Gli enti di regolamentazione finanziaria in Thailandia stanno completando le pratiche burocratiche per garantire che la verifica KYC (Know Your Customer) di persona sia obbligatoria per gli exchange di criptovalute nel paese asiatico.
Questo sviluppo è finalizzato a inasprire le restrizioni relative alla creazione di nuovi account sugli exchange di criptovalute.
Secondo quanto riportato da fonti locali lunedì 3 maggio in Thailandia l'Ufficio antiriciclaggio (AMLO) del Paese ha annunciato che gli exchange di criptovalute dovranno verificare di persona l'identità dei nuovi clienti utilizzando una macchina "dip-chip" dent
La realtà attualedentprima che il KYC di persona diventasse obbligatorio, era che la verificadentdegli utenti sugli exchange poteva essere verificata tramite documenti che dovevano essere presentati online.

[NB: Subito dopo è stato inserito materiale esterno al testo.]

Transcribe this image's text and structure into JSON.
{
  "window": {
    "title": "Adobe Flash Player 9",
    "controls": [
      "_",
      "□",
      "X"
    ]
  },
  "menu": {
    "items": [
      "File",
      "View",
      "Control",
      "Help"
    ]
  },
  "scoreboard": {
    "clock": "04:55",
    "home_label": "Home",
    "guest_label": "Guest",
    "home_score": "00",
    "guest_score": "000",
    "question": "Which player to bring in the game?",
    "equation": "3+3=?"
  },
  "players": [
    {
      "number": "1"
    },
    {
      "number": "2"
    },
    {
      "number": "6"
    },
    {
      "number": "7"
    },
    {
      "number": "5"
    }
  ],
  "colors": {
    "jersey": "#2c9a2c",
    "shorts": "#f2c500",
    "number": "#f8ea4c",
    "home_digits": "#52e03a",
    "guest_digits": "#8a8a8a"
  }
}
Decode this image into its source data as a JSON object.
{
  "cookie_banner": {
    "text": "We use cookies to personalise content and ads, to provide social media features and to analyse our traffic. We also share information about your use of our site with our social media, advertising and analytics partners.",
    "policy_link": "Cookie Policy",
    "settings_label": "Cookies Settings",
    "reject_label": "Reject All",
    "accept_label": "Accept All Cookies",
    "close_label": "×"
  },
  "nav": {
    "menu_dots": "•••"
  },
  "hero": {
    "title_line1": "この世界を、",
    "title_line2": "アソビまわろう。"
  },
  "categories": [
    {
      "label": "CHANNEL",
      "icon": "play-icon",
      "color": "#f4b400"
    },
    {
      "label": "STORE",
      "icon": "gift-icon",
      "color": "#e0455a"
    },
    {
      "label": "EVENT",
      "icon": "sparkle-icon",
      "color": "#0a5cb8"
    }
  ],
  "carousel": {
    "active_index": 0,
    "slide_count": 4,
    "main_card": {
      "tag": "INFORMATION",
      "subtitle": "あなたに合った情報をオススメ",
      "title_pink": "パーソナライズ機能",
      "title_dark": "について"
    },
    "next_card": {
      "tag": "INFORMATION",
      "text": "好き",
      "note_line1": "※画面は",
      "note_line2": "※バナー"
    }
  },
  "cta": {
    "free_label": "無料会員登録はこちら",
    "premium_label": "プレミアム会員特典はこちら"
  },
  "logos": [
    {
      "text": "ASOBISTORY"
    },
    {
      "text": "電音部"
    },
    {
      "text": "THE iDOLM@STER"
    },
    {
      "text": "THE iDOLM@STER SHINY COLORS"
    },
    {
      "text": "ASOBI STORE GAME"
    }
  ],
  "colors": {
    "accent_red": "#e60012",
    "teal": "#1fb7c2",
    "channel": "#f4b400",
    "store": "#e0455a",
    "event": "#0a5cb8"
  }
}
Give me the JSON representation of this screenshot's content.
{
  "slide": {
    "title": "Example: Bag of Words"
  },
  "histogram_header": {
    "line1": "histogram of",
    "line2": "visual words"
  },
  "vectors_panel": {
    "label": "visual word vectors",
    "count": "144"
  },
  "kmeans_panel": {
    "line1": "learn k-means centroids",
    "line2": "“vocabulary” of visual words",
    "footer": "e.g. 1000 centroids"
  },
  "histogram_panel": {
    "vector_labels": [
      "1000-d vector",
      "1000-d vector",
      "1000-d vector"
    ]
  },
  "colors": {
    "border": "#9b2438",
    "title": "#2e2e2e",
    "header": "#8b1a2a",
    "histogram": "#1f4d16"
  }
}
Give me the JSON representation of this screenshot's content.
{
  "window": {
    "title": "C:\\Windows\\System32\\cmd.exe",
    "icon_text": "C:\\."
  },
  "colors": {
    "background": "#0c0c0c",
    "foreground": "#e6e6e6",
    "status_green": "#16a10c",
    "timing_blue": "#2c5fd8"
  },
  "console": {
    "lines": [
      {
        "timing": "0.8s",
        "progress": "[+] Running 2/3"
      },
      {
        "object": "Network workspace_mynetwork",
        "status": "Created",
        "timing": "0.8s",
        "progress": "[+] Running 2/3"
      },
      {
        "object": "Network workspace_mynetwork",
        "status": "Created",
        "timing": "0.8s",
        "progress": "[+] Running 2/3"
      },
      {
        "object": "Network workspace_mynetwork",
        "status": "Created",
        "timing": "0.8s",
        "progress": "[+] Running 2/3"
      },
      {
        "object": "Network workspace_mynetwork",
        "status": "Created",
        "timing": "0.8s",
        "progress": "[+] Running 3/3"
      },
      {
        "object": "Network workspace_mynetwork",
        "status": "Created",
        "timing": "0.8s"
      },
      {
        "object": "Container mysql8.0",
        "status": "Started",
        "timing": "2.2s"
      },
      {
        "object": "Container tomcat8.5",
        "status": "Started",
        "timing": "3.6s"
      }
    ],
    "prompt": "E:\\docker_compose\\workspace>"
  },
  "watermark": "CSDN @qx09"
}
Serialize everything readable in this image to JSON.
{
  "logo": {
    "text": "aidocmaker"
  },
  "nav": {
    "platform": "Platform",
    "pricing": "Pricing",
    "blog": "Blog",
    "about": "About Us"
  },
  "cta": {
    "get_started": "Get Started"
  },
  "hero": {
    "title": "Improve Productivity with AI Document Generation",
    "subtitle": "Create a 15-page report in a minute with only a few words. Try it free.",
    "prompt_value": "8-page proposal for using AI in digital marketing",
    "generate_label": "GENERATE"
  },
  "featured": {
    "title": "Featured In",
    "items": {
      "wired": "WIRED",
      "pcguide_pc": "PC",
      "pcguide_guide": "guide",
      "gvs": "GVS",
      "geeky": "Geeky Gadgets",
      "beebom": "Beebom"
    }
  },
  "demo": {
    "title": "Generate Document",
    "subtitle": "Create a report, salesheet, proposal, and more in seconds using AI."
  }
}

Tuttavia, ora la macchina con chip a inserimento deve scansionare un chip incorporato nelle carte d'identità dei cittadini thailandesi, il che richiede la presenza fisica dei clienti per il processo di verifica.
Le nuove norme potrebbero anche impedire agli investitori stranieri che non riescono a ottenere carte d'identità thailandesi di accedere alle borse del Paese.
Oltre alle criptovalute, il KYC di persona sarà obbligatorio per i trader di oro
Anche i legislatori del Paese stanno lavorando alacremente per garantire che la stessa regolamentazione si applichi ai commercianti d'oro. I commercianti d'oro nella capitale Bangkok utilizzano già macchine con chip a immersione per la verificadent.
Queste rigide normative si inseriscono nel contesto della crescente popolarità delle criptovalute, con il numero di account sugli exchange di criptovalute thailandesi che è aumentato da 160.000 alla fine del 2020 a quasi 700.000 all'inizio di maggio.
Le parti interessate sollevano preoccupazioni sulla regolamentazione
Nonostante il controllo KYC di persona sia in fase di elaborazione, le parti interessate del Paese hanno espresso preoccupazione per il fatto che le nuove regole possano ostacolare la crescita del settore delle criptovalute in Thailandia.
Poramin Insom, co-fondatore e direttore dell'exchange di criptovalute thailandese Satang Corp, ha affermato che gli exchange stanno ancora cercando di soddisfare il crescente numero di clienti, poiché questa regolamentazione potrebbe frenare la crescita che stanno riscontrando.
Anche la Thailand Digital Asset Operators Trade Association sta organizzando un dibattito per discutere queste normative con le agenzie di regolamentazione.